The historic announcement in May 1960 of the approval of an oral contraceptive was credited with unleashing sweeping changes in the sexual behavior of single women, he said.

"By the time the birth control pill became available to the masses of American women, the proverbial horse was already out of the barn," he said.

Using vital statistics, Petigny said he found that between 1940 and 1960 rates of illegitimacy rose by more than 250 percent for white women and by more than 300 percent for all women. Specifically, the frequency of single motherhood increased from 3.6 to 9.2 newborns per 1,000 unmarried white women and from 7.1 to 21.6 newborns per 1,000 among all women, he said.

Even among women who married there was a sharp increase in premarital pregnancies, which would later develop into shotgun marriages, according to statistics from the U.S. Census Bureau.

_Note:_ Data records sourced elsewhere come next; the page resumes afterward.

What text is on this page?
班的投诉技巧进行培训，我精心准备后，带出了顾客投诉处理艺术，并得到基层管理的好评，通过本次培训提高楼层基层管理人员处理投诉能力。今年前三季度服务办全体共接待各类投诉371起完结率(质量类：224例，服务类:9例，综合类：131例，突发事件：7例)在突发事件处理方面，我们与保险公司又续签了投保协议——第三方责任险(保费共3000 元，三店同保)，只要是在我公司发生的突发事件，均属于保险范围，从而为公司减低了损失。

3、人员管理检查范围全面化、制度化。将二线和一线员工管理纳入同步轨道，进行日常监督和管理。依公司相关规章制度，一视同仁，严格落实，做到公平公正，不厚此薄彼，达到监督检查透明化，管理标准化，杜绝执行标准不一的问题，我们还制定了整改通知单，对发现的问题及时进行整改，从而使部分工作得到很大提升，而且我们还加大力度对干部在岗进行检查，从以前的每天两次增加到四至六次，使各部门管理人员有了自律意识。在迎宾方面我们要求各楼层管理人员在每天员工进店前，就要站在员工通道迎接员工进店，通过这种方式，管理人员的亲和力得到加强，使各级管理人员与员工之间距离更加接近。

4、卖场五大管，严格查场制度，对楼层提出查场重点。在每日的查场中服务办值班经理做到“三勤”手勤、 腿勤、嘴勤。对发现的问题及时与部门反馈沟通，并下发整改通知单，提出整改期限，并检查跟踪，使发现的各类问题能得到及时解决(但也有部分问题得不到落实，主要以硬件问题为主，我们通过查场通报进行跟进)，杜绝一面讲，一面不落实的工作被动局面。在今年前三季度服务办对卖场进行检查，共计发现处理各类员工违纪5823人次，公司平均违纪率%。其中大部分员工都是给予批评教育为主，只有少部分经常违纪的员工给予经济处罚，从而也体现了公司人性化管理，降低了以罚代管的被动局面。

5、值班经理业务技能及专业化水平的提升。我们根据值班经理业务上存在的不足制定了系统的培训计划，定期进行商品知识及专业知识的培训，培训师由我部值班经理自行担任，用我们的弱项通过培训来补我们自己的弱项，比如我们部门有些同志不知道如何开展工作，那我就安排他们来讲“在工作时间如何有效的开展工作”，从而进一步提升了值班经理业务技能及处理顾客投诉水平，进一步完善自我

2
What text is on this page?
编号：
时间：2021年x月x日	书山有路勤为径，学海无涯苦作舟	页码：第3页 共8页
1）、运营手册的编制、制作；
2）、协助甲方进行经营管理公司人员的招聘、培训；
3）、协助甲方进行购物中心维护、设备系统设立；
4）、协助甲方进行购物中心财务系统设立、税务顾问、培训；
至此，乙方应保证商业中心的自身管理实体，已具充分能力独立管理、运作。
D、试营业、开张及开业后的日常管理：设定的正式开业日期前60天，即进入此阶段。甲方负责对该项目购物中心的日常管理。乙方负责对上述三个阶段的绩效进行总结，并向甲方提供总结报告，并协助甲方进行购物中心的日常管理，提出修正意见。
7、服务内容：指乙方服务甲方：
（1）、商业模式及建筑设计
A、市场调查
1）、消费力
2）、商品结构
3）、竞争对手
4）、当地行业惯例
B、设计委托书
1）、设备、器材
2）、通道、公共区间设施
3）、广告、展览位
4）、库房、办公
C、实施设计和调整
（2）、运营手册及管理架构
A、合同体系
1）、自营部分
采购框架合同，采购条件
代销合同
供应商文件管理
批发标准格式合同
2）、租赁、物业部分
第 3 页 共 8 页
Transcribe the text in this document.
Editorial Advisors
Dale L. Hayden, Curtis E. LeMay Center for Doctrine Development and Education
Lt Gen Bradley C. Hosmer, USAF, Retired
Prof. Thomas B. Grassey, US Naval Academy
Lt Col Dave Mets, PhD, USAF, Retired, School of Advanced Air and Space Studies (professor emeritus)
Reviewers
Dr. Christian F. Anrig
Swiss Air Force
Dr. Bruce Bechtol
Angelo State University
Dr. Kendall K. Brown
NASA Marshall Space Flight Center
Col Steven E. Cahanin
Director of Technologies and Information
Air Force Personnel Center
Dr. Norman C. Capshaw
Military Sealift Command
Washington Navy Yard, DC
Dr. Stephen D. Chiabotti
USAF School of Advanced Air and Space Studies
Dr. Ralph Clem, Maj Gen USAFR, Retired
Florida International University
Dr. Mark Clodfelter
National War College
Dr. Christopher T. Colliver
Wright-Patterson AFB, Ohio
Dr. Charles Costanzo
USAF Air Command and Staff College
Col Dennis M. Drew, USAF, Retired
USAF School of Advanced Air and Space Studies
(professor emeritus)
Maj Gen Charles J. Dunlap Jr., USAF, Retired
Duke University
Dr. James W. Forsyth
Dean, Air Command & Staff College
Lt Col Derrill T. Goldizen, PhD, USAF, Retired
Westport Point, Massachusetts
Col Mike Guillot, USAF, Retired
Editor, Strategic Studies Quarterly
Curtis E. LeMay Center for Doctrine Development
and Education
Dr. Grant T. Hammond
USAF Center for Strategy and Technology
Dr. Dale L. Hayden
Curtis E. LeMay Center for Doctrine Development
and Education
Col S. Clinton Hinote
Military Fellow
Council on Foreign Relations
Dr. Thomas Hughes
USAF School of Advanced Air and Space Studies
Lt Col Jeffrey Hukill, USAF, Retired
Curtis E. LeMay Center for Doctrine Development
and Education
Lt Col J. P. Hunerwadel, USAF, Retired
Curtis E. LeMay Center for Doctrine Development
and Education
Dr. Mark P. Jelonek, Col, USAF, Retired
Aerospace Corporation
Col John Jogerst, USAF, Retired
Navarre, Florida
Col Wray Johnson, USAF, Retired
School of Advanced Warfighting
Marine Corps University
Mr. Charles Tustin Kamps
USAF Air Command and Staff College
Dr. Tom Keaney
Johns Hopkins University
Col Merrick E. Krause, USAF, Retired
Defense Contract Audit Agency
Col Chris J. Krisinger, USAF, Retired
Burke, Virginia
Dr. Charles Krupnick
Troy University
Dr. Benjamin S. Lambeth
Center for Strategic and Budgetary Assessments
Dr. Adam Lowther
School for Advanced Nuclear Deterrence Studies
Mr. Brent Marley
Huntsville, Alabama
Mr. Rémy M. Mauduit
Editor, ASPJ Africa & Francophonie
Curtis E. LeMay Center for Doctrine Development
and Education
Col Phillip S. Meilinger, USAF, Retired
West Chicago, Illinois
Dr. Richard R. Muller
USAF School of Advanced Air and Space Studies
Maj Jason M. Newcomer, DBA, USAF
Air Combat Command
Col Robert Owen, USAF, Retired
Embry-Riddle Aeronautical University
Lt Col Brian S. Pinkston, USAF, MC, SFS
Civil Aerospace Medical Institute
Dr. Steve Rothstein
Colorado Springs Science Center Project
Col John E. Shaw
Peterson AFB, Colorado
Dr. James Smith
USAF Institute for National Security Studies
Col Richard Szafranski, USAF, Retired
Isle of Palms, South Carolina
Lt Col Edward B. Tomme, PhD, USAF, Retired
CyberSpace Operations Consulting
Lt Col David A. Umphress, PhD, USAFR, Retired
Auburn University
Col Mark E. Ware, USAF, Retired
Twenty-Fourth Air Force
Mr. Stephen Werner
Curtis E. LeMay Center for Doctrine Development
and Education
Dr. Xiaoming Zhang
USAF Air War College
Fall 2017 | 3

The census asked women a series of questions including the date they were married and the date their first child was born, he said.

Petigny's research shows that for single white women between the ages of 20 and 24, for example, the frequency of premarital pregnancies more than doubled from the mid-1940s -- between 1943 and 1946 -- and the mid-1950s, between 1955 and 1958. "Here we have two different sources of data collected through two very different methods pointing to the same conclusion: the sexual revolution was well under way during the 1950s," he said.

The pill had little influence on the sexual behavior of single women in the 1960s because it was overwhelmingly used by married women, Petigny said. "Most doctors would simply have refused to prescribe the birth control pill to a woman who wasn't married," he said.

By 1965 the pill had become the most common form of contraception among married women, but single women did not begin to use it in large numbers until the 1970s, he said.

According to the first teenage survey of birth control in 1971, only about 10 percent of sexually active girls were on the pill, Petigny said. Condoms were far more common, he said.

Changes in sexual behavior resulted from a liberalization of attitudes during the post-war period that occurred as more men and women attended college and as religion's influence waned in favor of psychology, particularly in its humanistic form, Petigny said. "People were coming to look at themselves and the world in a markedly more secular way," he said.

Ideas about women became more progressive and the status of women improved, long before the arrival of the feminist movement, Petigny said. For example, more than 300 women served in state legislatures during the 1950s, and by the end of the decade slightly more women held these seats than at the end of the 1960s, he said.

Political attitudes began to shift, as shown in a Gallup poll asking whether voters would cast their votes for a woman for president if their party nominated one, Petigny said. In 1940, only about 20 percent of the public expressed their willingness to do so, compared with nearly 60 percent by 1960, he said.

And at home a quiet revolution was taking place with families becoming more democratic and less patriarchal, Petigny said. Even though men and women still performed different tasks, they exercised roughly equal power in the marriage, he said.